The substantial potential of North East ports to help grow the region’s economy, and initiatives to encourage more businesses to export, are set out in a new report to be released tomorrow (25 October 2019).
Produced by North East England Chamber of Commerce and transatlantic law firm Womble Bond Dickinson (WBD), the detailed study, Global North East – a Gateway to the World, highlights a range of ways the region can benefit from improved connectivity. Ports were outlined as particularly important for increasing the region’s international trade but they are currently facing unhelpful restrictions, due to limited rail and road routes around them.
Chamber policy adviser for transport Marianne O’Sullivan said: “Ports are key for international trade as around 95% of British imports and exports are moved by sea. Following the publication of this report we will be campaigning to get improved access to the North East’s ports to facilitate trade and increase the £270 million GVA the maritime industry contributes to the North East.”
Kevin Bell, partner, WBD said: “As a law firm with an ever increasing transatlantic and global outlook, we wanted to specifically look at how investment in our region's infrastructure can support the international ambitions of North East business.
"Transport and infrastructure is one of our key specialist sectors at WBD and so we understand the issues that need to be addressed "close to home" here in the North East.”
The study recommends building on the Port of Tyne’s maritime innovation hub to showcase the North East as a maritime ‘smart port’ making use of new technology such as tracking containers and combining the different specialist areas of each of the North East’s ports.
It also stresses the importance of gaining additional freight capacity to support goods being transported from the region’s ports and airports.
Northern ports are currently facing driver shortages and it is estimated there will be additional export/import volumes of 25% by 2024. The report stresses the need to make it easier for businesses to use rail freight to access the North East’s ports or economic growth potential will remain unfulfilled.

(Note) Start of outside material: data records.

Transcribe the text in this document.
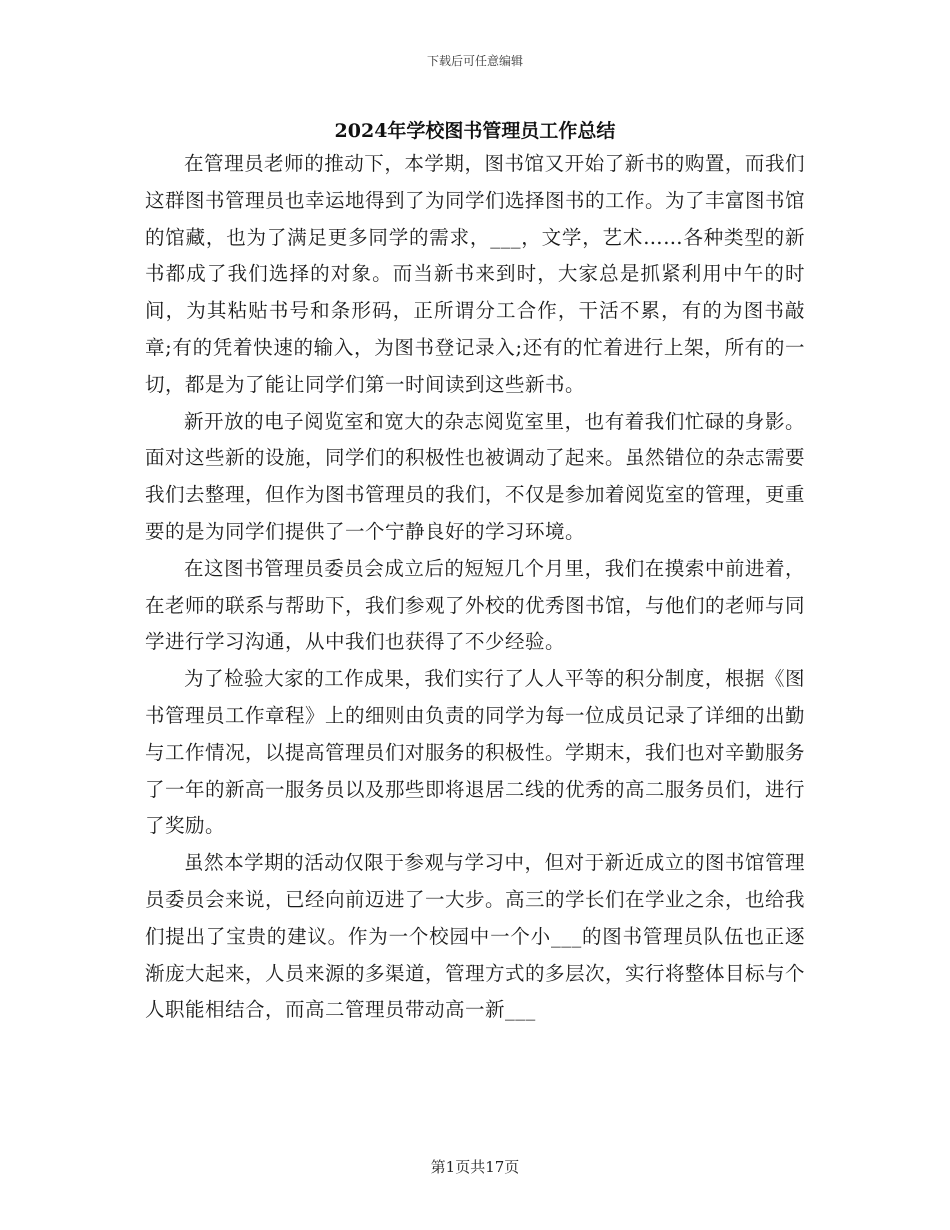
下载后可任意编辑
2024年学校图书管理员工作总结

在管理员老师的推动下，本学期，图书馆又开始了新书的购置，而我们这群图书管理员也幸运地得到了为同学们选择图书的工作。为了丰富图书馆的馆藏，也为了满足更多同学的需求，___，文学，艺术……各种类型的新书都成了我们选择的对象。而当新书来到时，大家总是抓紧利用中午的时间，为其粘贴书号和条形码，正所谓分工合作，干活不累，有的为图书敲章;有的凭着快速的输入，为图书登记录入;还有的忙着进行上架，所有的一切，都是为了能让同学们第一时间读到这些新书。

新开放的电子阅览室和宽大的杂志阅览室里，也有着我们忙碌的身影。面对这些新的设施，同学们的积极性也被调动了起来。虽然错位的杂志需要我们去整理，但作为图书管理员的我们，不仅是参加着阅览室的管理，更重要的是为同学们提供了一个宁静良好的学习环境。

在这图书管理员委员会成立后的短短几个月里，我们在摸索中前进着，在老师的联系与帮助下，我们参观了外校的优秀图书馆，与他们的老师与同学进行学习沟通，从中我们也获得了不少经验。

为了检验大家的工作成果，我们实行了人人平等的积分制度，根据《图书管理员工作章程》上的细则由负责的同学为每一位成员记录了详细的出勤与工作情况，以提高管理员们对服务的积极性。学期末，我们也对辛勤服务了一年的新高一服务员以及那些即将退居二线的优秀的高二服务员们，进行了奖励。

虽然本学期的活动仅限于参观与学习中，但对于新近成立的图书馆管理员委员会来说，已经向前迈进了一大步。高三的学长们在学业之余，也给我们提出了宝贵的建议。作为一个校园中一个小___的图书管理员队伍也正逐渐庞大起来，人员来源的多渠道，管理方式的多层次，实行将整体目标与个人职能相结合，而高二管理员带动高一新___

第1页共17页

The report recommends increasing capacity on the Trans-Pennine and East Coast Mainline routes. These connectivity issues need to be tackled to help businesses transport their goods.
Other infrastructure improvements outlined in the report include A1, A19, A66 dualling and additional links to Heathrow with more time slots and extra connections from the region.
The report will now be discussed with local authorities, businesses, local and national politicians. It will also feed into the Chamber’s on-going campaign to get improvements to the East Coast Mainline rail route.
The results were based on interviews with transport and export stakeholders such as Newcastle International Airport as well as international businesses.
Photo caption: left to right: Steven Clapperton, Director of HSE and Marine Harbour Master, Port of Tyne, Marianne O’Sullivan, Chamber and Kevin Bell, WBD.